Film Review: Tell Spring Not To Come This Year


Writing this on Remembrance Sunday, there’s no better time to meditate on the human cost and victims of modern warfare. There have been many documentaries and films written about the futility of war, but in the modern arenas of Iraq, Syria and Afghanistan (to name but a few) the emphasis is normally about the involvement of Western powers. In Tell Spring Not to Come This Year co-directors Saeed Taji Farouky and Michael McEvoy tell the story of the war in Afghanistan from the perspective of those Afghan fighting it.
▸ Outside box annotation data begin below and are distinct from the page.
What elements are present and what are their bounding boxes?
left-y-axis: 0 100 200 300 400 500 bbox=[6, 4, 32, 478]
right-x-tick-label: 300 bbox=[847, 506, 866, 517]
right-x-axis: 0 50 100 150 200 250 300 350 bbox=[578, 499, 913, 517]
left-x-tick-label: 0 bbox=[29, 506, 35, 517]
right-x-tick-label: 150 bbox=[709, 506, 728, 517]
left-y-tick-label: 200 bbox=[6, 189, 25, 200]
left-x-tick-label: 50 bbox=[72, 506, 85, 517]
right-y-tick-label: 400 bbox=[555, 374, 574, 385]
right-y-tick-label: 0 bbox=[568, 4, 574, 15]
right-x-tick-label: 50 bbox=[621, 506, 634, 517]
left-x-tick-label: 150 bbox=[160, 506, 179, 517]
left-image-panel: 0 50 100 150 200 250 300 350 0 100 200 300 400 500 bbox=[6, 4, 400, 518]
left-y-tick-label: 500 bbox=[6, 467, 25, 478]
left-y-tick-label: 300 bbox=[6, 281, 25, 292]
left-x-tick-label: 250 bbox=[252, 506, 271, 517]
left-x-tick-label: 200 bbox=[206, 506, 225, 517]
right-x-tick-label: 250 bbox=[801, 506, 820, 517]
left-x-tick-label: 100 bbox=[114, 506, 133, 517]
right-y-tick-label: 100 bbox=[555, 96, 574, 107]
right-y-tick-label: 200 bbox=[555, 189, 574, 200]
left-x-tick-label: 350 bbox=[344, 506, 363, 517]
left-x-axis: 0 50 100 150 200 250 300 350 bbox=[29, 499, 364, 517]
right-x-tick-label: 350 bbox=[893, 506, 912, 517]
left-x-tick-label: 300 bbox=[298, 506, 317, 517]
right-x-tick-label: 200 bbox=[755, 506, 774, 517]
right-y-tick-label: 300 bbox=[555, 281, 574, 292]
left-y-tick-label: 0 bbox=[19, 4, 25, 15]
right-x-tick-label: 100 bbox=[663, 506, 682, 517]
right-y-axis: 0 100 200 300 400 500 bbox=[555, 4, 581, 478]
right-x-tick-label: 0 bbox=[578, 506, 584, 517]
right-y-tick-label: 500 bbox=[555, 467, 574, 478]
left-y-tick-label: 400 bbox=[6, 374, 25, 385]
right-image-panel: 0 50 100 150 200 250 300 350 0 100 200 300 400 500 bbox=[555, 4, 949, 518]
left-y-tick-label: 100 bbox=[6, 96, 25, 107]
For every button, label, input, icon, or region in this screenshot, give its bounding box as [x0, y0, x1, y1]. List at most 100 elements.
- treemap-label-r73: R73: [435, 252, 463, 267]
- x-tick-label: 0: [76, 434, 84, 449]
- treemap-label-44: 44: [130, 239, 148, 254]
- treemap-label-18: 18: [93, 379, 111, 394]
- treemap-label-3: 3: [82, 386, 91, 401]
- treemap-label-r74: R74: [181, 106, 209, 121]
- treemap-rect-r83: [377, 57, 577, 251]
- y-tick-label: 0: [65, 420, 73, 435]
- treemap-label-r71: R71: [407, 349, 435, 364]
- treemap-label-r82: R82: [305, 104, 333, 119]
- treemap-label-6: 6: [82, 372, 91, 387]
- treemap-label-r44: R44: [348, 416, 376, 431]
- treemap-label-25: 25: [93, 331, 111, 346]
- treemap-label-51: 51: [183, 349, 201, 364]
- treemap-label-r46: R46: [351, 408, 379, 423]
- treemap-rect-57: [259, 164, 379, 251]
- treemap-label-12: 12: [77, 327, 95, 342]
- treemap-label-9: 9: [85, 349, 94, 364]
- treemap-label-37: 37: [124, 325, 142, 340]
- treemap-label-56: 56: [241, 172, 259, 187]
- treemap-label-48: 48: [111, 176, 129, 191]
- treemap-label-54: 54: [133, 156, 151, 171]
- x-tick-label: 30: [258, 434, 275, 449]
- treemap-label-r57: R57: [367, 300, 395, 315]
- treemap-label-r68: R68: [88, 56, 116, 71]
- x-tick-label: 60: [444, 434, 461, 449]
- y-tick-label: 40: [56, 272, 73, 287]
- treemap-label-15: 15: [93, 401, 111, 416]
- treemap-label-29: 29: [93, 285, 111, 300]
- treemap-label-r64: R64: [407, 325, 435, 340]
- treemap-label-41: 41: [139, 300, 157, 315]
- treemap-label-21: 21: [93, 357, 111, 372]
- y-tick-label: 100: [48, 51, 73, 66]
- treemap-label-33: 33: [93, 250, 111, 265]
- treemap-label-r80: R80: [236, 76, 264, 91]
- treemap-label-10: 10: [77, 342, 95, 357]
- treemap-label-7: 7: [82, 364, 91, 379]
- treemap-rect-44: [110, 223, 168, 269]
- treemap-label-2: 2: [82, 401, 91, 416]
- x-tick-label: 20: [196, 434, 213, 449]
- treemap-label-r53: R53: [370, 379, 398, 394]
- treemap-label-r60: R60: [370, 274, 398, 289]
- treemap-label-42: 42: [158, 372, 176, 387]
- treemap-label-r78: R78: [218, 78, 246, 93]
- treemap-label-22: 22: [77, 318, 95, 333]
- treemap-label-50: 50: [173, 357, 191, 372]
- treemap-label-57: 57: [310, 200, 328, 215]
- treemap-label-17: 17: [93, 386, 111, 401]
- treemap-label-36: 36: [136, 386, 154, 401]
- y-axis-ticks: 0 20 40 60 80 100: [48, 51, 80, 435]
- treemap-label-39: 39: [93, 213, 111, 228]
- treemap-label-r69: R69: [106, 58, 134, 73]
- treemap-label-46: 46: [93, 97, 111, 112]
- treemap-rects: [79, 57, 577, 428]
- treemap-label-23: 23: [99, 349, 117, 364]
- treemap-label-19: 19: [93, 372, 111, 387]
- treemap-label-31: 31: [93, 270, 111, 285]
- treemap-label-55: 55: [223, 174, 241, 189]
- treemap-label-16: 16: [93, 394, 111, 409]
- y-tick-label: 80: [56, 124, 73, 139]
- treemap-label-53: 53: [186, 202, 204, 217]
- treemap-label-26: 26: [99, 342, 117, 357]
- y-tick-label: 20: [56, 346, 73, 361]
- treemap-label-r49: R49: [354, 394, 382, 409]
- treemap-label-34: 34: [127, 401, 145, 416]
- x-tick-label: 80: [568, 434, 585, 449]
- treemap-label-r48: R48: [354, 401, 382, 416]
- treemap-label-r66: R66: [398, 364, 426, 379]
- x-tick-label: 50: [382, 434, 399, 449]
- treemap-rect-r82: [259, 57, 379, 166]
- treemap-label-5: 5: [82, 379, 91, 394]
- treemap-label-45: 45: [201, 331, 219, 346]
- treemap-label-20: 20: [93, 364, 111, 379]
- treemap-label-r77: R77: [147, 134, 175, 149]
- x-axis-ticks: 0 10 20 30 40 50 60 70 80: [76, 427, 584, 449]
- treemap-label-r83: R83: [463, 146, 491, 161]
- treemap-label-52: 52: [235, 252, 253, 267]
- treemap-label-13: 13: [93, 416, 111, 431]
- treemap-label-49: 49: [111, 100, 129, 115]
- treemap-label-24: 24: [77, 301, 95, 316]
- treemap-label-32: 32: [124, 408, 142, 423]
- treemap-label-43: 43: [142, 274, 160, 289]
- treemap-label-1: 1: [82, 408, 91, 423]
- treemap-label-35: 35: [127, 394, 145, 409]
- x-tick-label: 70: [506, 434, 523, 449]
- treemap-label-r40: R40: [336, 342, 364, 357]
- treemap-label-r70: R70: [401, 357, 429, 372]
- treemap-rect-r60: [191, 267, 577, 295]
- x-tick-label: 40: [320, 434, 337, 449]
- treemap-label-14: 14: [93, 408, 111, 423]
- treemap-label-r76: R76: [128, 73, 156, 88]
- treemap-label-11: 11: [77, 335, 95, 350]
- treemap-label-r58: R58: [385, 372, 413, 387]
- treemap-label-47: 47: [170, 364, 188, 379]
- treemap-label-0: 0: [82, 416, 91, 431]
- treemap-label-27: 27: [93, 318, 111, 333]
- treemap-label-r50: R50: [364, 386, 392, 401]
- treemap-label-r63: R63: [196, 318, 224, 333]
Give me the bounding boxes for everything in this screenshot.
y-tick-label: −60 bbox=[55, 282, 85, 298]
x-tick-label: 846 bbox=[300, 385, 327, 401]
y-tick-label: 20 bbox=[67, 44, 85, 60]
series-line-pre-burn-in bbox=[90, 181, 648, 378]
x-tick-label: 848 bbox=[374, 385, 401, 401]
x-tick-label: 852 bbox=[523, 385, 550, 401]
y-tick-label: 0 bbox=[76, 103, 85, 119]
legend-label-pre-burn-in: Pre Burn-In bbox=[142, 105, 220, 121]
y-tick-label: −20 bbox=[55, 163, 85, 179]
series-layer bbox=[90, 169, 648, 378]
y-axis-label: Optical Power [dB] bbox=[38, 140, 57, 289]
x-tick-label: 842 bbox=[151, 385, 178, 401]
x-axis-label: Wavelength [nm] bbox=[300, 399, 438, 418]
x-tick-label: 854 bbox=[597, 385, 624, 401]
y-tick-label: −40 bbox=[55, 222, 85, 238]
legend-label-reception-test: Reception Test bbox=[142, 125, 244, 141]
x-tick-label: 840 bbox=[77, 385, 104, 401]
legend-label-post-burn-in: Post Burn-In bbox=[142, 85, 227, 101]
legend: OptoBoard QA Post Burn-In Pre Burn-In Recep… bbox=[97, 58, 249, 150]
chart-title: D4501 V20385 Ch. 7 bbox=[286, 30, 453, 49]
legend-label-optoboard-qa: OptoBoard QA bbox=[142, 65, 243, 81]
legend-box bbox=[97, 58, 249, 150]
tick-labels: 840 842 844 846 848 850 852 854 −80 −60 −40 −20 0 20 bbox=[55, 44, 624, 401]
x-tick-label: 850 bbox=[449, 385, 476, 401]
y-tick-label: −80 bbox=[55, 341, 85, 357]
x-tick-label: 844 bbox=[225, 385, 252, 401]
At the time NATO are pulling-out of Afghanistan, Helmand Province is as dangerous as ever. Tell Spring Not to Come This Year follows a unit of the Afghan National Army over the course of their first year of fighting against the Taliban. Albeit trained by the Americans, they are clearly unprepared and uncoordinated, with an absence of leadership and support from those in charge. We follow the recruits as they come to terms with losing their friends and being thrown into a dangerous battle to hold the strategic town of Sangin.

Tell Spring Not to Come This Year is not a sensationalist documentary concerned with broadcasting its message by shocking an audience. It’s an intimate portrait of the lives of these fighters. We learn their hopes for the future and their fears for the present, along with why they joined-up in the first place. For some it’s through a sense of patriotism, whilst others see it as a way out of poverty. It’s refreshing to see a film from the perspective of those abandoned to pick up the pieces when the rich countries have had enough.

Tell Spring Not to Come This Year is out in cinemas on Friday.